Après avoir assuré la dimension administrative de l’accident, l’établissement s’est mobilisé spontanément en préparant un cahier pour recueillir les témoignages collectifs, en proposant une minute de silence et en ouvrant des espaces de paroles pour soutenir les travailleurs et les résidents. Le contexte du COVID n’a pas rendu possible la participation à ses funérailles, ce qui rend le deuil difficile. L’une de ses « préférantes », comme il aimait les appeler, connaissait bien ses dernières volontés et les liens forts qu’il entretenait encore avec sa famille et elle a facilité l’organisation de ses funérailles. Car au moment du décès ce sont les membres de la famille qui prennent le relai du curateur ou du tuteur. Si les dernières volontés ne sont pas anticipées et que les relations avec la famille sont difficiles ou inexistantes, l’établissement se retrouve en difficulté pour l’organisation des obsèques. Le décès d’Antoine, par ses circonstances particulières et l’émotion qu’il a suscité a révélé la nécessité de mettre en place une vraie réflexion sur le sujet de la mort.
Le travail d’accompagnement Lab que nous avons réalisé avec les professionnels et résidents/travailleurs a permis d’ouvrir un espace de dialogue sur le sujet, encore difficile. Le diagnostic a mis en évidence l’importance de groupes de parole pour soutenir les professionnels et les résidents. Il a aussi mis en avant le besoin de faire une cérémonie d’hommage en sa mémoire à l’échelle de l’établissement. De plus, la question des lieux et espaces de recueillement est apparue comme un sujet à traiter, plusieurs résidents mentionnant leur besoin de se recueillir quelque part en sa mémoire. L’un d’entre eux, proche d’Antoine, n’a d’ailleurs pas attendu un espace collectif et s’est créé un mémorial chez lui.

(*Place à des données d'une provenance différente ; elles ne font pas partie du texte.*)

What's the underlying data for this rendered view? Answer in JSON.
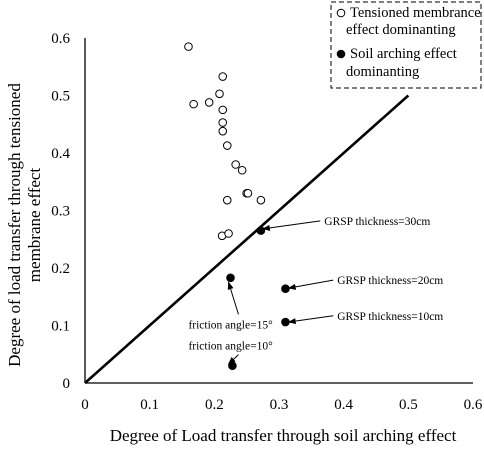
{
  "chart_data": {
    "type": "scatter",
    "xlabel": "Degree of Load transfer through soil arching effect",
    "ylabel": [
      "Degree of load transfer through tensioned",
      "membrane  effect"
    ],
    "xlim": [
      0,
      0.6
    ],
    "ylim": [
      0,
      0.6
    ],
    "xticks": [
      "0",
      "0.1",
      "0.2",
      "0.3",
      "0.4",
      "0.5",
      "0.6"
    ],
    "yticks": [
      "0",
      "0.1",
      "0.2",
      "0.3",
      "0.4",
      "0.5",
      "0.6"
    ],
    "grid": false,
    "legend_position": "top-right",
    "series": [
      {
        "name": [
          "Tensioned membrance",
          "effect dominanting"
        ],
        "marker": "open-circle",
        "points": [
          [
            0.16,
            0.585
          ],
          [
            0.168,
            0.485
          ],
          [
            0.192,
            0.488
          ],
          [
            0.208,
            0.503
          ],
          [
            0.213,
            0.533
          ],
          [
            0.213,
            0.475
          ],
          [
            0.213,
            0.453
          ],
          [
            0.213,
            0.438
          ],
          [
            0.22,
            0.413
          ],
          [
            0.233,
            0.38
          ],
          [
            0.243,
            0.37
          ],
          [
            0.25,
            0.33
          ],
          [
            0.252,
            0.33
          ],
          [
            0.22,
            0.318
          ],
          [
            0.272,
            0.318
          ],
          [
            0.212,
            0.256
          ],
          [
            0.222,
            0.26
          ]
        ]
      },
      {
        "name": [
          "Soil arching effect",
          "dominanting"
        ],
        "marker": "filled-circle",
        "points": [
          [
            0.272,
            0.265
          ],
          [
            0.225,
            0.183
          ],
          [
            0.31,
            0.164
          ],
          [
            0.31,
            0.106
          ],
          [
            0.228,
            0.03
          ]
        ]
      }
    ],
    "reference_line": {
      "from": [
        0,
        0
      ],
      "to": [
        0.5,
        0.5
      ]
    },
    "annotations": [
      {
        "text": "GRSP thickness=30cm",
        "text_at": [
          0.37,
          0.275
        ],
        "target": [
          0.275,
          0.268
        ]
      },
      {
        "text": "GRSP thickness=20cm",
        "text_at": [
          0.39,
          0.172
        ],
        "target": [
          0.315,
          0.165
        ]
      },
      {
        "text": "GRSP thickness=10cm",
        "text_at": [
          0.39,
          0.11
        ],
        "target": [
          0.315,
          0.106
        ]
      },
      {
        "text": "friction angle=15°",
        "text_at": [
          0.16,
          0.095
        ],
        "target": [
          0.222,
          0.175
        ]
      },
      {
        "text": "friction angle=10°",
        "text_at": [
          0.16,
          0.058
        ],
        "target": [
          0.222,
          0.033
        ]
      }
    ]
  }
}
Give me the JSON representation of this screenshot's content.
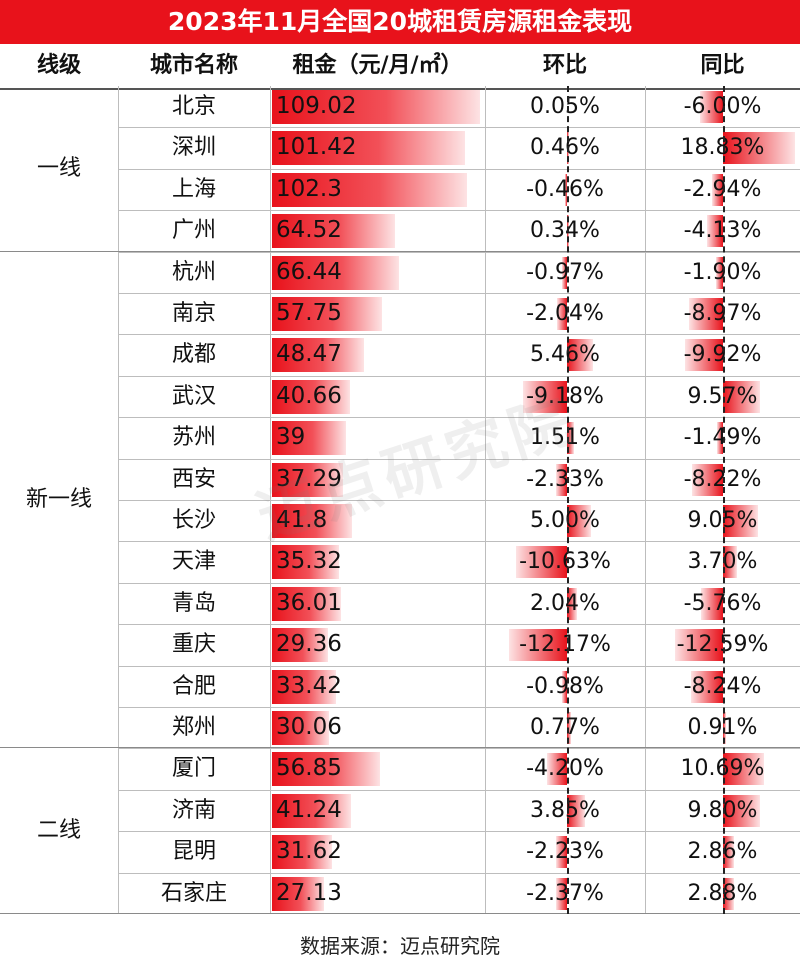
{
  "title": "2023年11月全国20城租赁房源租金表现",
  "headers": {
    "tier": "线级",
    "city": "城市名称",
    "rent": "租金（元/月/㎡）",
    "mom": "环比",
    "yoy": "同比"
  },
  "tiers": [
    {
      "label": "一线",
      "rows": 4
    },
    {
      "label": "新一线",
      "rows": 12
    },
    {
      "label": "二线",
      "rows": 4
    }
  ],
  "chart_data": {
    "type": "table",
    "columns": [
      "线级",
      "城市名称",
      "租金（元/月/㎡）",
      "环比",
      "同比"
    ],
    "rows": [
      {
        "city": "北京",
        "rent": 109.02,
        "rent_text": "109.02",
        "mom": 0.05,
        "mom_text": "0.05%",
        "yoy": -6.0,
        "yoy_text": "-6.00%"
      },
      {
        "city": "深圳",
        "rent": 101.42,
        "rent_text": "101.42",
        "mom": 0.46,
        "mom_text": "0.46%",
        "yoy": 18.83,
        "yoy_text": "18.83%"
      },
      {
        "city": "上海",
        "rent": 102.3,
        "rent_text": "102.3",
        "mom": -0.46,
        "mom_text": "-0.46%",
        "yoy": -2.94,
        "yoy_text": "-2.94%"
      },
      {
        "city": "广州",
        "rent": 64.52,
        "rent_text": "64.52",
        "mom": 0.34,
        "mom_text": "0.34%",
        "yoy": -4.13,
        "yoy_text": "-4.13%"
      },
      {
        "city": "杭州",
        "rent": 66.44,
        "rent_text": "66.44",
        "mom": -0.97,
        "mom_text": "-0.97%",
        "yoy": -1.9,
        "yoy_text": "-1.90%"
      },
      {
        "city": "南京",
        "rent": 57.75,
        "rent_text": "57.75",
        "mom": -2.04,
        "mom_text": "-2.04%",
        "yoy": -8.97,
        "yoy_text": "-8.97%"
      },
      {
        "city": "成都",
        "rent": 48.47,
        "rent_text": "48.47",
        "mom": 5.46,
        "mom_text": "5.46%",
        "yoy": -9.92,
        "yoy_text": "-9.92%"
      },
      {
        "city": "武汉",
        "rent": 40.66,
        "rent_text": "40.66",
        "mom": -9.18,
        "mom_text": "-9.18%",
        "yoy": 9.57,
        "yoy_text": "9.57%"
      },
      {
        "city": "苏州",
        "rent": 39,
        "rent_text": "39",
        "mom": 1.51,
        "mom_text": "1.51%",
        "yoy": -1.49,
        "yoy_text": "-1.49%"
      },
      {
        "city": "西安",
        "rent": 37.29,
        "rent_text": "37.29",
        "mom": -2.33,
        "mom_text": "-2.33%",
        "yoy": -8.22,
        "yoy_text": "-8.22%"
      },
      {
        "city": "长沙",
        "rent": 41.8,
        "rent_text": "41.8",
        "mom": 5.0,
        "mom_text": "5.00%",
        "yoy": 9.05,
        "yoy_text": "9.05%"
      },
      {
        "city": "天津",
        "rent": 35.32,
        "rent_text": "35.32",
        "mom": -10.63,
        "mom_text": "-10.63%",
        "yoy": 3.7,
        "yoy_text": "3.70%"
      },
      {
        "city": "青岛",
        "rent": 36.01,
        "rent_text": "36.01",
        "mom": 2.04,
        "mom_text": "2.04%",
        "yoy": -5.76,
        "yoy_text": "-5.76%"
      },
      {
        "city": "重庆",
        "rent": 29.36,
        "rent_text": "29.36",
        "mom": -12.17,
        "mom_text": "-12.17%",
        "yoy": -12.59,
        "yoy_text": "-12.59%"
      },
      {
        "city": "合肥",
        "rent": 33.42,
        "rent_text": "33.42",
        "mom": -0.98,
        "mom_text": "-0.98%",
        "yoy": -8.24,
        "yoy_text": "-8.24%"
      },
      {
        "city": "郑州",
        "rent": 30.06,
        "rent_text": "30.06",
        "mom": 0.77,
        "mom_text": "0.77%",
        "yoy": 0.91,
        "yoy_text": "0.91%"
      },
      {
        "city": "厦门",
        "rent": 56.85,
        "rent_text": "56.85",
        "mom": -4.2,
        "mom_text": "-4.20%",
        "yoy": 10.69,
        "yoy_text": "10.69%"
      },
      {
        "city": "济南",
        "rent": 41.24,
        "rent_text": "41.24",
        "mom": 3.85,
        "mom_text": "3.85%",
        "yoy": 9.8,
        "yoy_text": "9.80%"
      },
      {
        "city": "昆明",
        "rent": 31.62,
        "rent_text": "31.62",
        "mom": -2.23,
        "mom_text": "-2.23%",
        "yoy": 2.86,
        "yoy_text": "2.86%"
      },
      {
        "city": "石家庄",
        "rent": 27.13,
        "rent_text": "27.13",
        "mom": -2.37,
        "mom_text": "-2.37%",
        "yoy": 2.88,
        "yoy_text": "2.88%"
      }
    ]
  },
  "colors": {
    "accent": "#e8121b",
    "bar": "#ee1c25"
  },
  "watermark": "迈点研究院",
  "source": "数据来源：迈点研究院"
}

Au delà des travailleurs et des résidents, les professionnels de l’établissement ont été marqués par ce décès. La question de la posture professionnelle et de la distance à adopter a été évoquée : comment faire face lorsque cela nous touche ? Peut-on montrer notre vulnérabilité ? Avons-nous le droit de vivre un deuil ? Quelle posture/distance adopter ? En effet, par exemple, pour ses référentes, Antoine n’était pas un membre de la famille, mais il n’était pas non plus un inconnu. Des liens d’attachements s’étaient tissés au fil des années. Encore aujourd’hui, l’une de ses référentes se rend tous les matins à son domicile, pour faire la tournée des logements. Les professionnels vivent aussi un deuil. Libérer la parole sur le sujet, dans des espaces qui ne sont pas thérapeutiques, mais dédiés à une parole ordinaire sur ce que chacun traverse est un véritable soutient. Par ailleurs, de nombreux professionnels appréhendent d’évoquer ce sujet avec les résidents et travailleurs de peur d’être maladroit, d’aggraver leur état psychique et d’entraîner une décompensation. Pourtant, en attestent les résultats des cahiers d’exploration distribués, les travailleurs/résidents qui y ont participé ont témoigné leur soulagement de pouvoir déposer ce qu’ils ressentent, leurs questions, leurs angoisses vis-à-vis de la mort…
Les établissements médico-sociaux sont confrontés à la mort, et cela affecte toute l’organisation. Le Lab Syprès travaille au développement de réponses à ces besoins et difficultés. Nous créons des cérémonies d’hommages sur mesure pour vos établissements, nous aidons à l’élaboration de guides pour accompagner les dernières volontés, ou nous organisons des ateliers pour libérer la parole ordinaire sur le sujet. Notre Lab soutient le développement de nouveaux services dans l’intention d’apporter un apaisement à ceux qui restent.
*Le nom a été modifié pour préserver l’anonymat.